I’ve loosened our garden’s reins and let it run free as an experiment to see how much wildness might return to it from the surrounding fenland, woodland and grassland. In the spring I laid aside my weeding fork, made a tiny pond from an old cattle sink, planted seedlings of knapweed, cornflower and borage, dialled down my urge for neatness, stood back and watched.
The wildlife didn’t dawdle shyly at the perimeter. A companionable flock of house sparrows, a kaleidoscope of hoverfly and bee species, and a family of bank voles have staked their claims on these few square metres of soil, yet I knew the pond would take a little longer to establish and find its balance. I helped it along with a scoop of mud from a fenland ditch, a bundle of oxygenating hornwort and a small jamjar of wriggling tadpoles.

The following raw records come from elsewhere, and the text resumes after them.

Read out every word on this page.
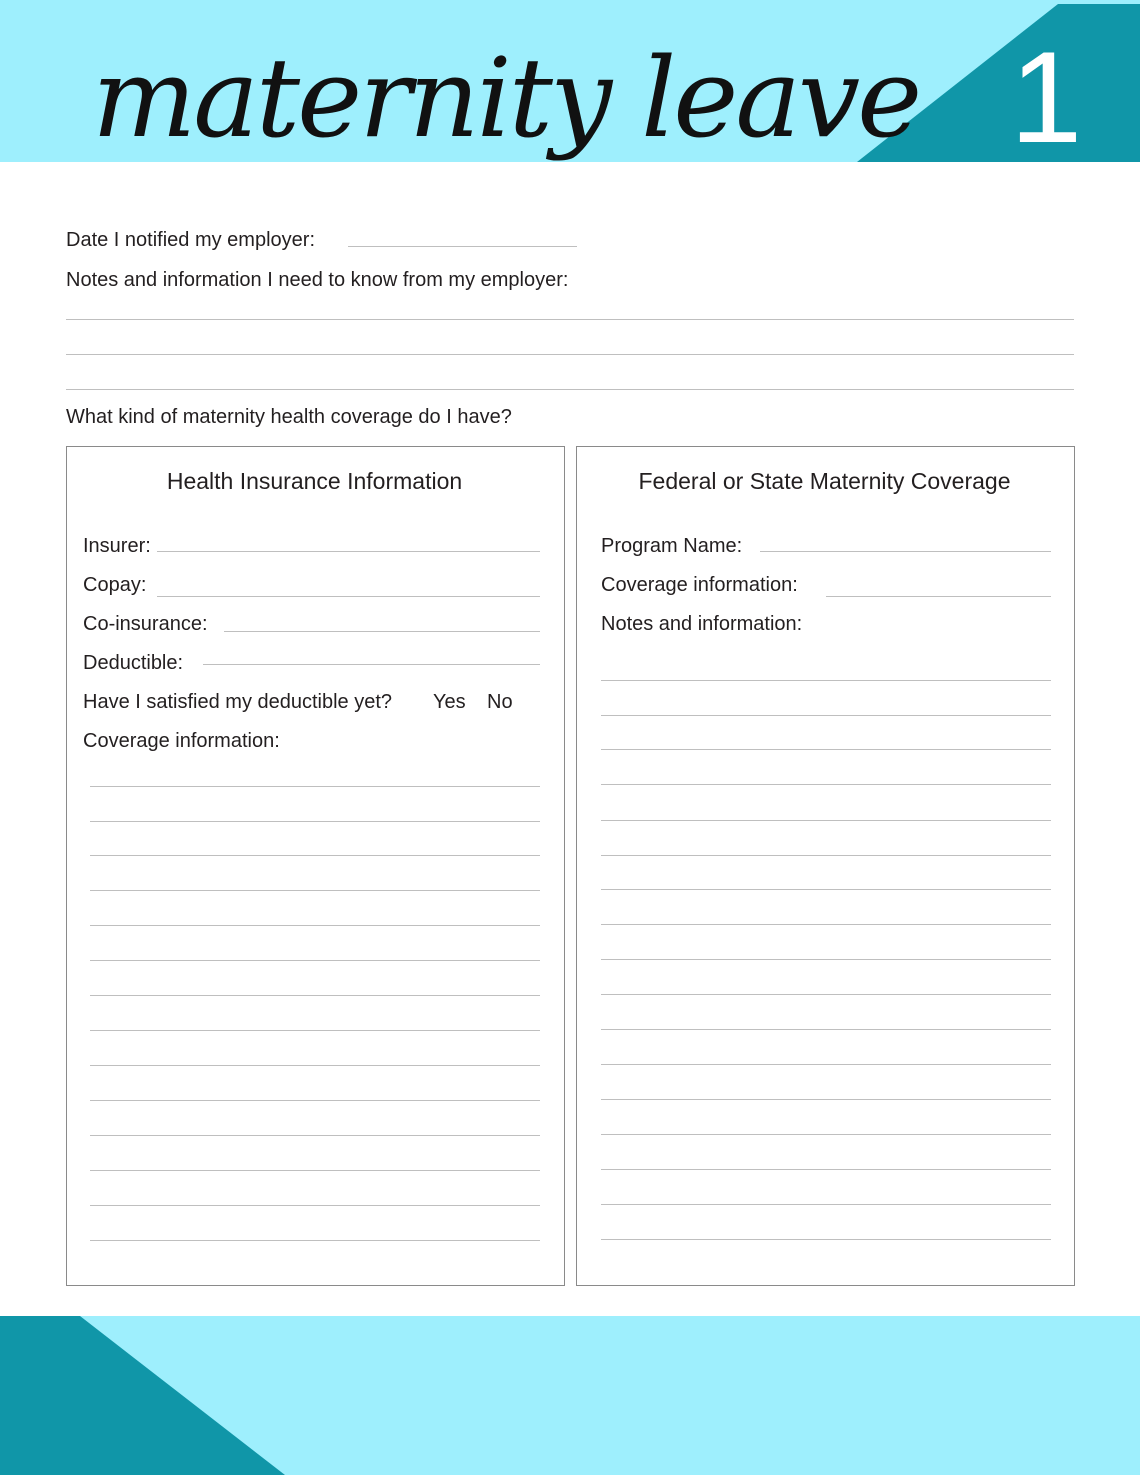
maternity leave 1
Date I notified my employer:
Notes and information I need to know from my employer:
What kind of maternity health coverage do I have?
Health Insurance Information
Insurer:
Copay:
Co-insurance:
Deductible:
Have I satisfied my deductible yet? Yes No
Coverage information:
Federal or State Maternity Coverage
Program Name:
Coverage information:
Notes and information:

In 1978, beside my grandad’s pond in suburban Liverpool, I saw a movement among the ferns and found a frog the size of a dolly mixture. I was six. I held it reverently, marvelling at its tininess, my gaze moving between an adult frog whose head peeped from the surface of the pond and its unfeasibly minute replica on my hand. I reeled at this process: adult frog-frogspawn-tadpole-froglet. It was my first taste of the intense wonder of nature, and my mind was giddy as though I’d been on a roundabout for too long.
As spring turned to summer, sightings of our tadpoles became scarce. Some succumbed to a predatory water beetle who had stowed away in the ditch mud, and a few were picked off by our resident blackbird. As the marginal plants spread, glimpses of the survivors were restricted to an occasional shimmer at the pond’s meniscus. In recent weeks all had been still, and I worried about pollywog peril.
Then, last week, comes a call from the garden. My youngest daughter exclaims excitedly, hops from foot to foot, points at the pond. There: a perfect, jewel-like, lilliputian frog clambering on a buttercup leaf. Awe and delight flood her face as history repeats itself. We gaze at its miniature toes, its enamel-like eyes, at this small scrap of exquisite wildness.